Polak Wojciech G, Peeters Paul M J G, Miyamoto Shungo, Sieders Egbert, de Jong Koert P, Porte Robert J, Bijleveld Charles M A, Hendriks Herman G, Tenvergert Elisabeth M, Slooff Maarten J H
Division of Hepatobiliary Surgery and Liver Transplantation, Department of Surgery, University Medical Center Groningen, University of Groningen, Groningen, The Netherlands.
Clin Transplant. 2008 Mar-Apr;22(2):171-9. doi: 10.1111/j.1399-0012.2007.00762.x.

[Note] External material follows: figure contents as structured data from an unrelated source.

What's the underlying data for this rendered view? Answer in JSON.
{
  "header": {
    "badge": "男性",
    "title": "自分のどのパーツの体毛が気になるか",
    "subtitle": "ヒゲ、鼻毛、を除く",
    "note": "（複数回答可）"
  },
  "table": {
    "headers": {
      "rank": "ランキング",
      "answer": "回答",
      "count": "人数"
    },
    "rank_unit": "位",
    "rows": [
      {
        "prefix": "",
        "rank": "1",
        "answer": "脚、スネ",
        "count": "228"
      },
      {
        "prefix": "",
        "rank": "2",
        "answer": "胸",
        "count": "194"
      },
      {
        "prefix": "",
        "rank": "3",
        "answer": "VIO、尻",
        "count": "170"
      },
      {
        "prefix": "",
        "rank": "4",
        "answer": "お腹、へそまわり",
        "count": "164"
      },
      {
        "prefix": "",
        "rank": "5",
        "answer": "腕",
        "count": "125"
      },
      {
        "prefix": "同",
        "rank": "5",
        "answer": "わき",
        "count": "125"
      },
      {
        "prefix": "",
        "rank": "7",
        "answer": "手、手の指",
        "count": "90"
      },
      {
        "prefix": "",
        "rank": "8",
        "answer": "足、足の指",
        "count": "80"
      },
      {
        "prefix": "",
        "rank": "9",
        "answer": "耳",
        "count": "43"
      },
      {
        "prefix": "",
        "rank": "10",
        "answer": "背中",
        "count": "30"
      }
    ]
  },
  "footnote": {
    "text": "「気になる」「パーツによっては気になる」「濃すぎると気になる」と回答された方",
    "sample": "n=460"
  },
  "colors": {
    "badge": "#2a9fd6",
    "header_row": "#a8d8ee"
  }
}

Between November 1982 and March 2006, 67 children with body weight < or =10 kg had a primary liver transplantation from deceased donors in our unit. The aim of this study was to analyze the outcome in terms of patient and graft survival and to search for factors affecting this outcome. Overall, one-, three-, five-, and 10-yr primary patient and graft survival rates were 73%, 71%, 66%, 63% and 59%, 56%, 53%, 48%, respectively. Twenty-four of 67 (36%) children died and in the remaining 22 (33%), the first grafts failed and they were retransplanted. Cox regression analysis revealed that a need for retransplantation and urgent transplantation were important predictors for patient survival (p = 0.04 and p = 0.001, respectively). To assess whether the need for retransplantation can be influenced, all study variables were compared between surviving grafts and failed grafts. Cox regression analysis showed that only donor/recipient (D/R) weight ratio proved to be independent predictor for graft survival (p = 0.004). After comparison of graft survival with the long rank test according to different D/R weight ratios (3.0-7.0), the cut-off point for significantly different graft survival approached 4.0. The one-, three-, five-, and 10-yr graft survival for technical variant grafts with a D/R weight ratio <4.0 was 85%, 68%, 68%, and 68% compared with a D/R weight ratio >4.0 was 44%, 38%, 38%, and 30%, respectively (p = 0.02). In summary, patient survival in children with body weight < or =10 kg is determined by urgent transplantation and the need for retransplantation. Graft loss and retransplantation in small children can be prevented by adequate size matching of donor and recipient whereby a D/R weight ratio <4.0 seems to offer the favorable outcome.
1982年11月至2006年3月期间,我院67例体重≤10 kg的儿童接受了来自脑死亡供者的原位肝移植。本研究旨在分析患者及移植物的生存结局,并探寻影响该结局的因素。总体而言,1年、3年、5年及10年的原发性患者及移植物生存率分别为73%、71%、66%、63%及59%、56%、53%、48%。67例患儿中有24例(36%)死亡,其余22例(33%)首次移植失败后接受了再次移植。Cox回归分析显示,再次移植需求及紧急移植是患者生存的重要预测因素(p值分别为0.04和0.001)。为评估再次移植需求是否可被影响,对存活移植物和失败移植物的所有研究变量进行了比较。Cox回归分析表明,仅供体/受体(D/R)体重比被证明是移植物存活的独立预测因素(p = 0.004)。根据不同的D/R体重比(3.0 - 7.0)进行长秩检验比较移植物存活情况后,移植物存活存在显著差异的临界值接近4.0。D/R体重比<4.0的技术变异移植物的1年、3年、5年及10年移植物生存率分别为85%、68%、68%及68%,而D/R体重比>4.0的移植物生存率分别为44%、38%、38%及30%(p = 0.02)。总之,体重≤10 kg儿童的患者生存取决于紧急移植及再次移植需求。通过供体与受体的合适大小匹配可预防小儿移植物丢失及再次移植,D/R体重比<4.0似乎能带来更好的结局。